In the statement from the AZLP Council meeting, held on 3 April 2020, inter alia, it is stated: ‘Considering the importance of the future work of the Agency for Personal Data Protection and Free Access to Information, as well as the need for staff changes in this institution, and taking into account the work of State Prosecutor Ivan Medojevic so far, the Council assessed that Mr. Medojevic could successfully respond to all the obligations in front of this significant institution within the coming period.’ It is unclear whether the members of the Council deliberately ignored the fact that Medojevic did not apply for this position from the State Prosecutor Office but from the function of the acting Director General of the Directorate for Inspection Affairs and Licensing at the Ministry of Sustainable Development and Tourism, or this fact, although widely available to the public, was not familiar to them.

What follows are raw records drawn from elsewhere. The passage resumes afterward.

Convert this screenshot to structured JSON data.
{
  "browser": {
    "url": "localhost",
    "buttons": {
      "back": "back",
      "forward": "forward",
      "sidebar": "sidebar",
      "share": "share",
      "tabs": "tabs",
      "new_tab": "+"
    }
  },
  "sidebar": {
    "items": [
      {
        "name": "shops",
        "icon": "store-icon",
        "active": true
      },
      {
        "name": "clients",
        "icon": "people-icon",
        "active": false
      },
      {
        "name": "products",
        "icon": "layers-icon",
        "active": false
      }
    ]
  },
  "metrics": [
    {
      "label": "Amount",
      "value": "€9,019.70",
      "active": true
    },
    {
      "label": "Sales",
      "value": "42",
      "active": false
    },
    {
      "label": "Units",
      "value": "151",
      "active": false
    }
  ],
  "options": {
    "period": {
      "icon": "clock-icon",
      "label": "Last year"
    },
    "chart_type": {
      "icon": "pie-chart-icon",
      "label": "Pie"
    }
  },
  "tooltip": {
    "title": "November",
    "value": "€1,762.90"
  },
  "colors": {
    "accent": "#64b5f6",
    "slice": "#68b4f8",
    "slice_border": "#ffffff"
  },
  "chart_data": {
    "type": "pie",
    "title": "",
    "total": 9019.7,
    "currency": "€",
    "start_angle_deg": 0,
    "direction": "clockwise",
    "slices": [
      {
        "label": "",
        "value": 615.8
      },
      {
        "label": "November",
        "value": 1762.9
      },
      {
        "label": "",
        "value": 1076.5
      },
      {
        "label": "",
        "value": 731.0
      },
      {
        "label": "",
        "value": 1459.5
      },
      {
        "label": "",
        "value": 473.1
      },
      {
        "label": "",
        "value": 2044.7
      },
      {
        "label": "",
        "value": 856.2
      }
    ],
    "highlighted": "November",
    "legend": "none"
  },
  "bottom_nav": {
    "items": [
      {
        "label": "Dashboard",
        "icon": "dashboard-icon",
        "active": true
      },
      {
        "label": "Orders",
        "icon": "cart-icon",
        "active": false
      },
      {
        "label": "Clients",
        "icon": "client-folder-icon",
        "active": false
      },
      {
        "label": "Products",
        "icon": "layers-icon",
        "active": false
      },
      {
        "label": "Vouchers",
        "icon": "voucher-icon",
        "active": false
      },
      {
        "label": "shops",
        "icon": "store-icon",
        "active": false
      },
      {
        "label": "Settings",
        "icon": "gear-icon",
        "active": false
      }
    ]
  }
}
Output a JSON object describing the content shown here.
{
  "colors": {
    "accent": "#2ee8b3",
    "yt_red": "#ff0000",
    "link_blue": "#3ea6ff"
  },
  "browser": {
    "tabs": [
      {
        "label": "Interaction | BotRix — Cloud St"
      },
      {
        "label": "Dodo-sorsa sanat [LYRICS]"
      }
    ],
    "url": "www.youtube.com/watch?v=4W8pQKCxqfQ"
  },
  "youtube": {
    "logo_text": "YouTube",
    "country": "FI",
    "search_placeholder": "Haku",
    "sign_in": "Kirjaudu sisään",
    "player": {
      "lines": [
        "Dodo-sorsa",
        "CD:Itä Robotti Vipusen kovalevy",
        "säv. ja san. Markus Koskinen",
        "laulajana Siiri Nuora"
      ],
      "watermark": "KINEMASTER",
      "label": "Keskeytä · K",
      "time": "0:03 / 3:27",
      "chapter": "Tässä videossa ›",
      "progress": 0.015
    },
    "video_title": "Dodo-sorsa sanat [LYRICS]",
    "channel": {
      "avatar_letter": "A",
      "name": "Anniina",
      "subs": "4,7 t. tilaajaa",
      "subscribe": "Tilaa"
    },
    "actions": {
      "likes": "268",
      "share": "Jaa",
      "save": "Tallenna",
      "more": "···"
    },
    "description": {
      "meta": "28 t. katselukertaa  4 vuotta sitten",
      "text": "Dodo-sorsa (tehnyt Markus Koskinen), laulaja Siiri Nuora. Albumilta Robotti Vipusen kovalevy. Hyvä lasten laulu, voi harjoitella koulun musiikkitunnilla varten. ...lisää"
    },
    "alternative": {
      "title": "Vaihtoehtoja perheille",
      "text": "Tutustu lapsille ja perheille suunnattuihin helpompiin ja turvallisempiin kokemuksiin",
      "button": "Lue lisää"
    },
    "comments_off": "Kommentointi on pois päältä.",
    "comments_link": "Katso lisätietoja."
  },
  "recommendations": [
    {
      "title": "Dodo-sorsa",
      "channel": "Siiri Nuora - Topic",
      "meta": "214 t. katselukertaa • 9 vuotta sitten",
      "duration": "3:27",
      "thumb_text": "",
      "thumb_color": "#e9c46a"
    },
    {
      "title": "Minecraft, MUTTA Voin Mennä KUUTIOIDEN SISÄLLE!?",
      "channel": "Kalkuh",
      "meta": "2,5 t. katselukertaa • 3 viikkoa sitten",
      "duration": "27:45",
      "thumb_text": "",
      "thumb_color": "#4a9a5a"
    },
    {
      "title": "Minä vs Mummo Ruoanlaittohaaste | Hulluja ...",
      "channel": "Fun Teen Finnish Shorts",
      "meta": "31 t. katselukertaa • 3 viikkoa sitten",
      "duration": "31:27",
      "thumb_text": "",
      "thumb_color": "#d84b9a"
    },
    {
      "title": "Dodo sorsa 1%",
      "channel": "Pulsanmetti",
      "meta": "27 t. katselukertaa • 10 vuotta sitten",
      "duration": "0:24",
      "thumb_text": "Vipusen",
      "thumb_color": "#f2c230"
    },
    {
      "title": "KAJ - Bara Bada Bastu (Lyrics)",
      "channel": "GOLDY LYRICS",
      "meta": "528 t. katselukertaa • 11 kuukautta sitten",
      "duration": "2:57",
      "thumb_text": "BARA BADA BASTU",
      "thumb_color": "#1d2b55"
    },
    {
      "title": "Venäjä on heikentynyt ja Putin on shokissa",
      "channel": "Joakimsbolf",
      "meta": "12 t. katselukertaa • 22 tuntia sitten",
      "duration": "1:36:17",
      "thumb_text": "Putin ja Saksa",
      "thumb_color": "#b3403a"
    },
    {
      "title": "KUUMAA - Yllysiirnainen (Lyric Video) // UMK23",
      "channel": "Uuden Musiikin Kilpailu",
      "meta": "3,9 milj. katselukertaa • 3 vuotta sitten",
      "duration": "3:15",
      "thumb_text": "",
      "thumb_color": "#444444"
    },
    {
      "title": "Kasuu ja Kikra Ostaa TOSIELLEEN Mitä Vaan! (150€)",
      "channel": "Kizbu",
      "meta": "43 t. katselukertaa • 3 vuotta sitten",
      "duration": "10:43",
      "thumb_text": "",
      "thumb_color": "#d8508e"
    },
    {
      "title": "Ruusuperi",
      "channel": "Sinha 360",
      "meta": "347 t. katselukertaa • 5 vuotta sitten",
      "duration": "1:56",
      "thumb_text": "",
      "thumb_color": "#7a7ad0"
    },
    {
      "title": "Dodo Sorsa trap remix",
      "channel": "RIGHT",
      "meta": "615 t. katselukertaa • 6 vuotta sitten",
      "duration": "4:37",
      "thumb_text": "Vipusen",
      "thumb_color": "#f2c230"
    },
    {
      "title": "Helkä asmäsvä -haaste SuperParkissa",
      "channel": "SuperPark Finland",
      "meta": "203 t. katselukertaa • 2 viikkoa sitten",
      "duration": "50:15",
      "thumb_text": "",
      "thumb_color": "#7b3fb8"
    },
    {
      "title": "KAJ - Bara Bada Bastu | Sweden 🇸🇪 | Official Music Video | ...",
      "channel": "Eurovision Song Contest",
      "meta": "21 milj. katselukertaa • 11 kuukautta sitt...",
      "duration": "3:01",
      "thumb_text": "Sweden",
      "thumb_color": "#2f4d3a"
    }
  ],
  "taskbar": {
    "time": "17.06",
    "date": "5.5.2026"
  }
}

Finally, when submitting the documentation, Medojevic himself had to submit a statement, under criminal and material liability, that there are no impediments for his appointment established by the Law. Therefore, we ask the members of the Council whether Medojevic submitted such a statement and whether there is information on his appointment by the Government in his documentation.
Considering all of the above, and particularly the already seriously shaken credibility of the Agency for Personal Data Protection and Free Access to Information, we urge the Council to immediately annul election of Medojevic, to launch a new competition and to apply the Law consistently and not to violate the Law when the public focus is on the novel coronavirus pandemic.